Ironically, the second article of faith about central banking demonstrates this dichotomy rather starkly. The practice of inflation targeting, now seen as almost its raison d’etre, did not happen in a vacuum. Rather, it happened because politicians —specifically, British Prime Minister Margaret Thatcher and US President Ronald Reagan— backed them into doing so in the 1980s.

The shift in the early 1980s came after years of economic stagnation and high inflation in western nations. That stagflation, as it was called, has been attributed to the Keynesian economics behind high tax and spend government policies. An interesting side note is that, though he was one of the most influential economic policy makers of the 20th century, Keynes did not actually have a degree in economics.

In any event, it was voters’ disenchantment with the economic malaise of the 1970s that gave conservative politicians like Thatcher and Reagan room for tough, rational decisions. Those included reduction in government expenditure, tax cuts, and indeed supporting higher interest rates to curb inflation.

Much has happened since then, and recent years have seen a pushback against central banks’ independence. A major turning point was the global economic crisis of 2008, precipitated by the US housing bubble. Legendary central banker Alan Greenspan, Chairman of the US Federal Reserve for nearly two decades, was accused of having kept interest rates too low and causing the crisis. In Congressional hearings, he admitted he “made a mistake.”

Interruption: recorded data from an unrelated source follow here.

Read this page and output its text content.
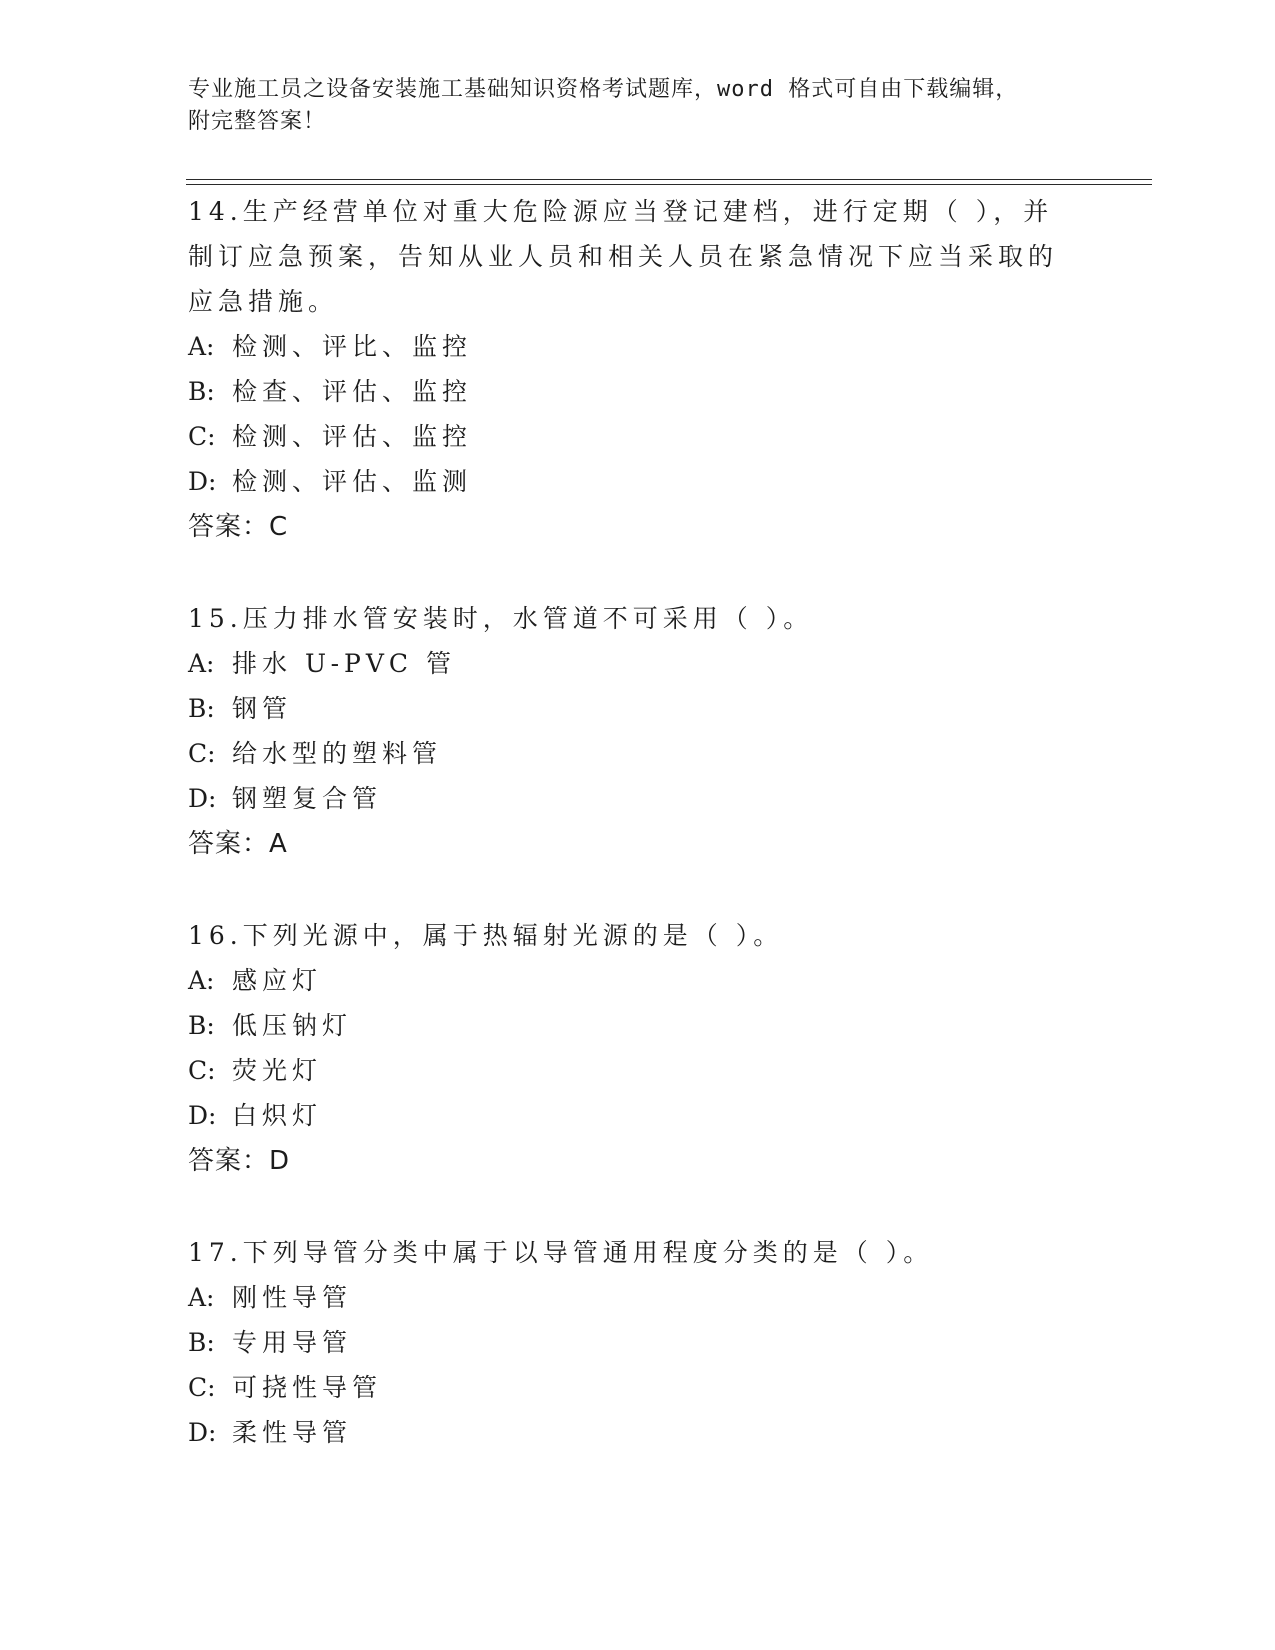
专业施工员之设备安装施工基础知识资格考试题库，word 格式可自由下载编辑，

附完整答案！

14.生产经营单位对重大危险源应当登记建档，进行定期（ ），并制订应急预案，告知从业人员和相关人员在紧急情况下应当采取的应急措施。

A: 检测、评比、监控

B: 检查、评估、监控

C: 检测、评估、监控

D: 检测、评估、监测

答案：C

15.压力排水管安装时，水管道不可采用（ ）。

A: 排水 U-PVC 管

B: 钢管

C: 给水型的塑料管

D: 钢塑复合管

答案：A

16.下列光源中，属于热辐射光源的是（ ）。

A: 感应灯

B: 低压钠灯

C: 荧光灯

D: 白炽灯

答案：D

17.下列导管分类中属于以导管通用程度分类的是（ ）。

A: 刚性导管

B: 专用导管

C: 可挠性导管

D: 柔性导管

In recent years India’s RBI has been accused of the opposite sin, that of repeatedly getting its inflation forecast wrong and keeping interest rates too high, thus starving a growing economy of much needed liquidity. The resultant push by India’s government to make the RBI more cooperative is far from unique.

Globally, though central banks’ formal operational independence is still rather new —for instance, the Bank of England only got it in 1997– there are already reverses. In 2013 the Bank of Japan agreed to coordinate policy with the government, and other nations are trying to follow suit.

Only time will tell how Shaktikanta Das will perform as RBI Governor, but he would do well to find a balance between taking tough, unpopular decisions —with or without government backing— while also keeping an open mind towards urgent, short to medium term economic imperatives.

Finally, the assumption that former bureaucrats are sure to be pliant RBI governors is not borne out from experience, with both YV Reddy and D Subbarao having been widely respected. In fact, Stiglitz went so far as to say that the last US recession might have been avoided if Dr Reddy had been the Fed Chairman.